The same applies to a wheelchair user wanting to get on a bus. If it has room and access for wheelchairs, they are fine. If not, they are disabled. And so with a visually impaired person wanting to find out what the council is doing. If information is available on tape, they are enabled. If not, they are disabled.

So the impairments themselves don’t matter?

Obviously, they still matter. Not being able to see, hear or walk, has an important effect on people. The idea of the social model of disability is to give them a chance, to remove barriers that society places.

So impairment does not have to lead to disability?

That is right. Think about people who are have poor vision – short sight or astigmatism. Without spectacles or contact lenses very many would have a much reduced quality of life. They could not join in many events and activities, and may even be a danger to themselves and others in certain circumstances. But society provides an ophthalmologist on every high street, and a system of getting affordable corrective lenses. As a result, people with bad eyesight don’t have to be excluded from anything. If we ordered life differently, the same could be true of people with other conditions we think of as “disabilities.”

Isn’t using aids and adaptations for everyday life still a disability?

No. Or if it is, we are all disabled. We all rely on aids and adaptations of some sort in our daily lives. We use motor vehicles for transport, electronic aids for entertainment and accessing information. We rely on flushing toilets and water on tap for comfort and hygiene. We need electrical gadgets for cooking and washing clothes. Our society would disable everyone if these were not so readily available.
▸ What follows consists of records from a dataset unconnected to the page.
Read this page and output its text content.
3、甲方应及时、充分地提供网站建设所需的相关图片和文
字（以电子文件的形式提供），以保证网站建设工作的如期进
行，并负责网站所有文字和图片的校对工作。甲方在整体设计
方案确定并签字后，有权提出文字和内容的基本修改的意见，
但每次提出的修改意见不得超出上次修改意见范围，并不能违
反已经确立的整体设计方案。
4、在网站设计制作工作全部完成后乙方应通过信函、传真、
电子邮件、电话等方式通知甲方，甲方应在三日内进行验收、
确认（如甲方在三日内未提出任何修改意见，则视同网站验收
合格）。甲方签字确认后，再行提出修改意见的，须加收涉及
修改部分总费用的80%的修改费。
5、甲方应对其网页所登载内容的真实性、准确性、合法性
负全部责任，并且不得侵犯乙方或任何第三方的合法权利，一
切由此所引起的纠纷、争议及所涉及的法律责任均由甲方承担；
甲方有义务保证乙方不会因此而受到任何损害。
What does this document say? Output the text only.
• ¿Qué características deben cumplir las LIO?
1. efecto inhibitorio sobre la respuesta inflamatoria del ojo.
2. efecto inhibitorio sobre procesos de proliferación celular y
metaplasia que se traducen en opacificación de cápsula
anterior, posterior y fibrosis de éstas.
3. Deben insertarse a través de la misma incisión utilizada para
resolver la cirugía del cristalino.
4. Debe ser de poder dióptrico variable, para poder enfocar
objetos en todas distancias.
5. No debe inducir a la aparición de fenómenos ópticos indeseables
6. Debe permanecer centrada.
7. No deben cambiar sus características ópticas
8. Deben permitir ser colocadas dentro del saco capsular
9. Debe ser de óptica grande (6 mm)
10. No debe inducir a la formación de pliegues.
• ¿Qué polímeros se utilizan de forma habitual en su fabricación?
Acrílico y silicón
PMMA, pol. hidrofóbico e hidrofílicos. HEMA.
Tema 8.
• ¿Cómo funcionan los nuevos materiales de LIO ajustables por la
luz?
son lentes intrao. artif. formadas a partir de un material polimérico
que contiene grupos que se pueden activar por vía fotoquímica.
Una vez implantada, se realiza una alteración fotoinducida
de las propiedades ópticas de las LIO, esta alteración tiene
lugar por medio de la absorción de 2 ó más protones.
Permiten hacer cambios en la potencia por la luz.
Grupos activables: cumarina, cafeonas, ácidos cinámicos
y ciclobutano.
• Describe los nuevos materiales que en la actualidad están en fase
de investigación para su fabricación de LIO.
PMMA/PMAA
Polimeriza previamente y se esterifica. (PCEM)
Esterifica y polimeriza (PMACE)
What does the social model mean for disabled people?

The logic is that only disabled people – as individuals or groups – know how their ability to participate in society in the way that they want to is affected. It is not something you can easily identify from outside. So, to find out what needs to be different, disabled people need to be listened to. That puts them at the centre of things, replacing the paternalistic “we know what’s best” approaches of the past.